According to a recent grant awarded to the University of Tulsa by the Environmental Protection Agency, hotel guests are wasting millions of gallons of water each year by taking long showers. Soon, there may be a solution.

The University of Tulsa is using the $15,000 grant money to create a prototype of a device that tracks how much water is used when a hotel guest takes a shower. It is expected to be a low-cost, wireless flow meter that attaches to the showerhead and will send water usage data to an accounting system in the hotel.

Three undergraduate students are working to create the device, as well as creating ways to involve the guests themselves. Guests will be able to monitor their daily water usage via the web or a smartphone app, which will hopefully adjust their water conservation habits accordingly.

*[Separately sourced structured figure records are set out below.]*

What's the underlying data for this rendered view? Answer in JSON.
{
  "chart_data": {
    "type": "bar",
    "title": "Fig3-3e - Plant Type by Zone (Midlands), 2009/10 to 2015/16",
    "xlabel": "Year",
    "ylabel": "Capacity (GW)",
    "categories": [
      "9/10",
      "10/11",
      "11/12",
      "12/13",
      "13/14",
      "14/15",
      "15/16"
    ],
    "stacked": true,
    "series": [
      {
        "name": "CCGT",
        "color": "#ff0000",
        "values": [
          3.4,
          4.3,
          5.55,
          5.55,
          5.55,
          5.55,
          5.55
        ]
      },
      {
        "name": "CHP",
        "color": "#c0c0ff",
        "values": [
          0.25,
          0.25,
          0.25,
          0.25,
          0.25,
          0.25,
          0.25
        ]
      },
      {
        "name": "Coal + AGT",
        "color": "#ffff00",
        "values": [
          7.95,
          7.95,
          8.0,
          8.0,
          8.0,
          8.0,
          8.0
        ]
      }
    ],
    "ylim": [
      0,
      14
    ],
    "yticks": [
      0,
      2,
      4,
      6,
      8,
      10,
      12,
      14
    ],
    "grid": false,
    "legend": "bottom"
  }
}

But don’t worry — the EPA states that this is no way an invasion of privacy designed to track how long hotel guests spend in the shower. It is specifically to track water usage.

“Let us be very clear, EPA is not monitoring how much time hotel guests spend in the shower,” said Laura Allen, the EPA’s deputy press secretary. “The marketplace, not EPA, will decide if there is a demand for this type of technology. It’s ultimately up to hotels to use technology like the monitors being developed at the University of Tulsa. EPA is encouraging creativity with water conservation efforts.”


Comments are Closed.
MaxVO March 19, 2015

Relax guys. It's just a college research grant worth $15K. Industry calls such college inventions 'PhD devices'. They are very educational for the students, but hardly ever function in the real world as intended.

ontheway March 19, 2015

Soon the government will be IN the shower with us. When do we make them stop???

JackE March 19, 2015

I never thought it would come down to the government monitoring what we do in the bathroom.

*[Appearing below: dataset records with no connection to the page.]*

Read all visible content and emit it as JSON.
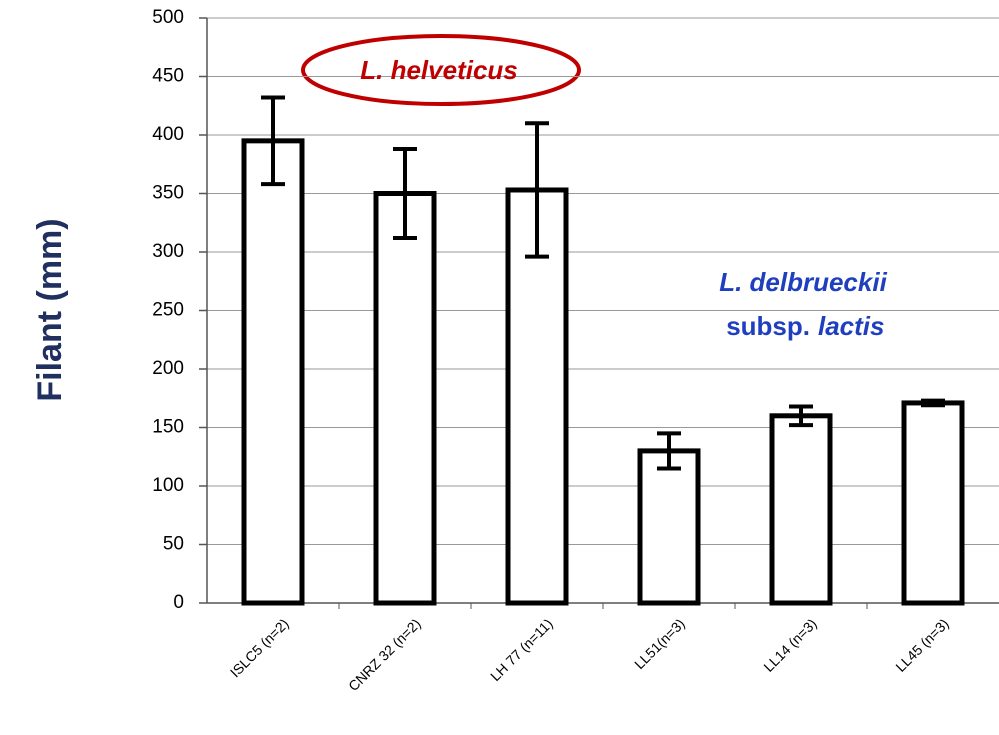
{
  "chart_data": {
    "type": "bar",
    "y_label": "Filant (mm)",
    "categories": [
      "ISLC5 (n=2)",
      "CNRZ 32 (n=2)",
      "LH 77 (n=11)",
      "LL51(n=3)",
      "LL14 (n=3)",
      "LL45 (n=3)"
    ],
    "values": [
      395,
      350,
      353,
      130,
      160,
      171
    ],
    "errors": [
      37,
      38,
      57,
      15,
      8,
      2
    ],
    "color": "#ffffff",
    "ylim": [
      0,
      500
    ],
    "yticks": [
      0,
      50,
      100,
      150,
      200,
      250,
      300,
      350,
      400,
      450,
      500
    ],
    "grid": true,
    "annotations": [
      {
        "text": "L. helveticus",
        "color": "#c00000"
      },
      {
        "text": "L. delbrueckii",
        "color": "#1f3fbf"
      },
      {
        "text": "subsp.",
        "color": "#1f3fbf"
      },
      {
        "text": "lactis",
        "color": "#1f3fbf"
      }
    ]
  }
}
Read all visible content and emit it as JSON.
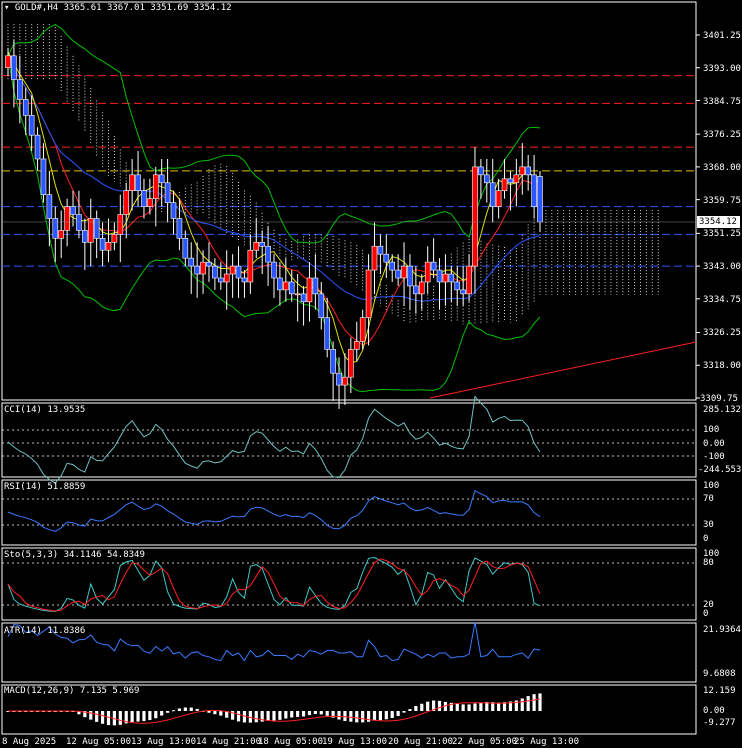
{
  "symbol_header": {
    "arrow": "▾",
    "text": "GOLD#,H4  3365.61 3367.01 3351.69 3354.12"
  },
  "colors": {
    "bg": "#000000",
    "bull": "#ff0000",
    "bear": "#2a55ff",
    "grid": "#ffffff",
    "kumo": "#ffffff",
    "ma_green": "#00c000",
    "cci": "#6fc0c0",
    "rsi": "#3a7aff",
    "stoch_main": "#40c8c8",
    "stoch_signal": "#ff2020",
    "atr": "#3a7aff",
    "macd_hist": "#ffffff",
    "macd_signal": "#ff2020"
  },
  "price_axis": {
    "ticks": [
      "3401.25",
      "3393.00",
      "3384.75",
      "3376.25",
      "3368.00",
      "3359.75",
      "3351.25",
      "3343.00",
      "3334.75",
      "3326.25",
      "3318.00",
      "3309.75"
    ],
    "current": "3354.12"
  },
  "chart_data": {
    "type": "candlestick",
    "timeframe": "H4",
    "x_labels": [
      "8 Aug 2025",
      "12 Aug 05:00",
      "13 Aug 13:00",
      "14 Aug 21:00",
      "18 Aug 05:00",
      "19 Aug 13:00",
      "20 Aug 21:00",
      "22 Aug 05:00",
      "25 Aug 13:00"
    ],
    "y_range": [
      3309.75,
      3401.25
    ],
    "last_bar": {
      "open": 3365.61,
      "high": 3367.01,
      "low": 3351.69,
      "close": 3354.12
    },
    "horizontal_levels": [
      3391,
      3384,
      3373,
      3367,
      3358,
      3351,
      3343
    ],
    "closes": [
      3396,
      3390,
      3385,
      3381,
      3376,
      3370,
      3361,
      3355,
      3350,
      3352,
      3358,
      3356,
      3352,
      3349,
      3355,
      3350,
      3347,
      3349,
      3351,
      3356,
      3362,
      3366,
      3362,
      3358,
      3360,
      3366,
      3364,
      3359,
      3355,
      3350,
      3345,
      3343,
      3341,
      3344,
      3343,
      3340,
      3339,
      3341,
      3343,
      3340,
      3339,
      3347,
      3349,
      3348,
      3344,
      3340,
      3337,
      3339,
      3336,
      3336,
      3334,
      3340,
      3336,
      3330,
      3322,
      3316,
      3313,
      3315,
      3322,
      3324,
      3330,
      3342,
      3348,
      3346,
      3344,
      3342,
      3340,
      3343,
      3338,
      3336,
      3339,
      3344,
      3342,
      3339,
      3341,
      3339,
      3337,
      3336,
      3343,
      3368,
      3366,
      3364,
      3358,
      3362,
      3365,
      3364,
      3366,
      3368,
      3366,
      3358,
      3354
    ]
  },
  "indicators": {
    "cci": {
      "title": "CCI(14) 13.9535",
      "ticks": [
        "285.1327",
        "100",
        "0.00",
        "-100",
        "-244.5532"
      ]
    },
    "rsi": {
      "title": "RSI(14) 51.8859",
      "ticks": [
        "100",
        "70",
        "30",
        "0"
      ]
    },
    "stoch": {
      "title": "Sto(5,3,3) 34.1146 54.8349",
      "ticks": [
        "100",
        "80",
        "20",
        "0"
      ]
    },
    "atr": {
      "title": "ATR(14) 11.8386",
      "ticks": [
        "21.9364",
        "9.6808"
      ]
    },
    "macd": {
      "title": "MACD(12,26,9) 7.135 5.969",
      "ticks": [
        "12.159",
        "0.00",
        "-9.277"
      ]
    }
  }
}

pinkblanket March 19, 2015

"the EPA states that this is no way an invasion of privacy." NSA probably said that, too.

sdsearch March 19, 2015

Attaches to which showerhead? The picture used above shows a showerhead which could be one of two. In those hotels that have this type of handheld showerhead, I've often also seen a separate fixed showerhead. The user in those cases could switch between the two showerheads. Unless this monitor is placed before they split, you would need two such monitors in each shower, or else the monitor would not work depending on which showerhead the user chose to use. And if it's wireless, how simple will it be for someone to come up with a metal thing you wrap around the back of the showerhead it to block the signal? (Not too long ago, I stayed in a hotel where I had zero wifi signal at the desk, but when I moved my laptop to on top of the microwave that was next to the desk, the wifi signal became perfect. It seemed obvious to me that the metal shielding in the microwave was blocking the wifi signal in that case, since my room was the end of a hall and the microwave was between the desk and the hallway, and hotel wifi signal was undoubtedly down the hallway.)